🤖 AI Summary
This study addresses the high specification burden of static verification tools like VeriFast, which, despite their ability to verify complex heap-manipulating programs using separation logic, require costly manual annotation. For the first time, this work systematically evaluates the capability of large language models (LLMs) to automatically generate C function specifications for VeriFast, examining ten prominent LLMs, eight prompting strategies, and three input formats through both quantitative and qualitative analyses across two experimental phases. Results show that LLM-generated specifications achieve over 91% functional behavioral consistency and a 31.4% verification success rate; notably, 94% of failures stem from insufficient domain-specific knowledge of VeriFast.
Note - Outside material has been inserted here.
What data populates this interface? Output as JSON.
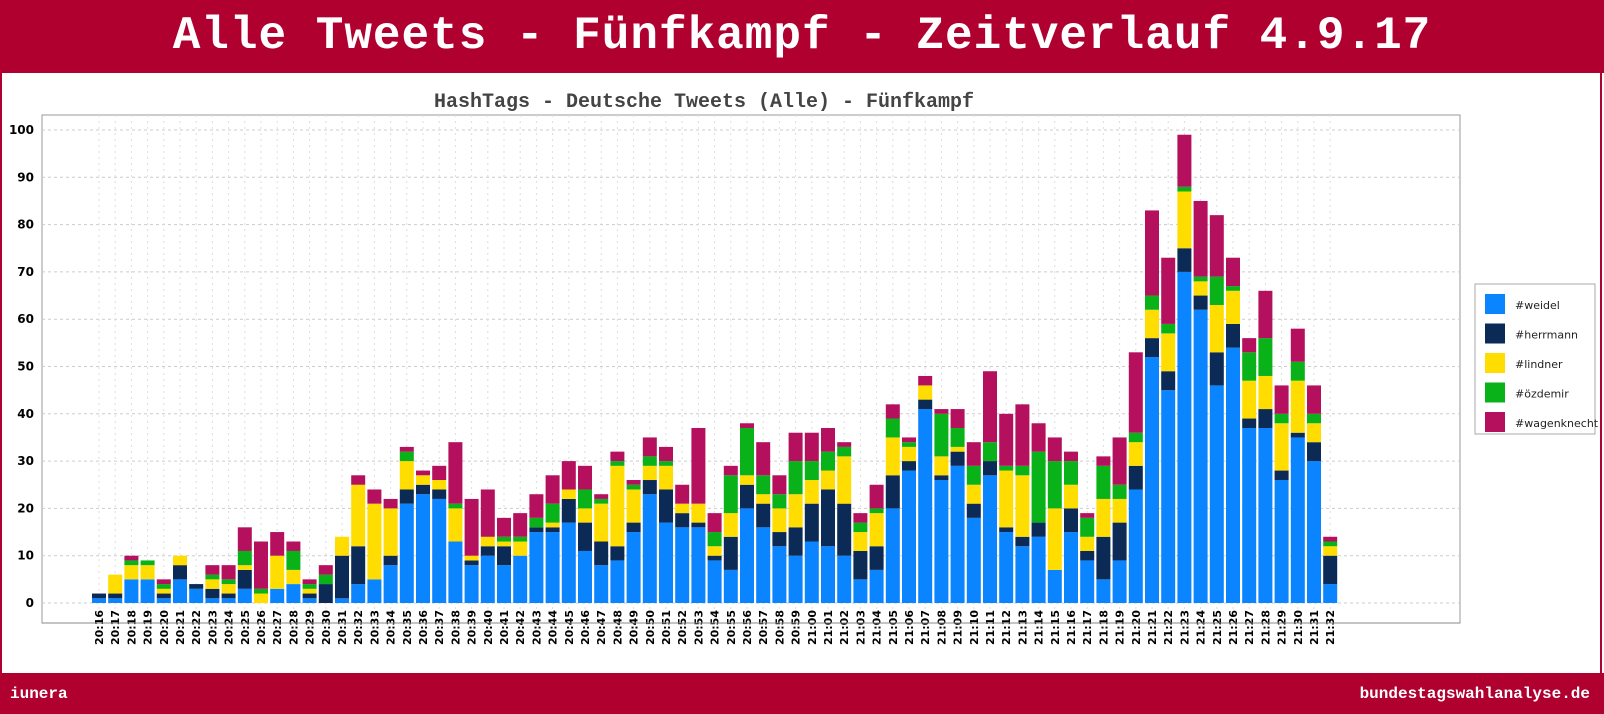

The findings highlight domain adaptation as a critical bottleneck and propose effective strategies to improve verification success rates.
📝 Abstract
Static verification tools can assure industrial scale software, but require significant human labor to write specifications. This is particularly true of static verifiers based on separation logic (SL verifiers), which excel at verifying heapmanipulating programs, but require many complex auxiliary specifications to reason about heap structure. Recent work applies large language models (LLMs) to generate code, tests, and proofs, including specifications for verifiers, but mostly targeting non-SL verifiers. To address this gap, this paper thoroughly evaluates how well LLMs perform when prompted to generate specifications for verifying 303 C functions with the SL verifier VeriFast. We explored eight prompting approaches, ten LLMs, and three input types in two stages. Quantitative and qualitative analyses are used to assess the LLM-generated code and specifications for functional behavior, verifiability and errors. The results show that LLMs preserve functional behavior in source code and specifications (both over 91%), but achieve modest verification success (31.4%). Using Gemini 2.5 Pro and providing formal contracts lead to higher success rates in our setting. Moreover, most errors (94%) come from LLMs' mistakes in the domainspecific knowledge of SL verifiers such as VeriFast. These findings provide guidance for optimizing LLM-generated specifications for SL verifiers.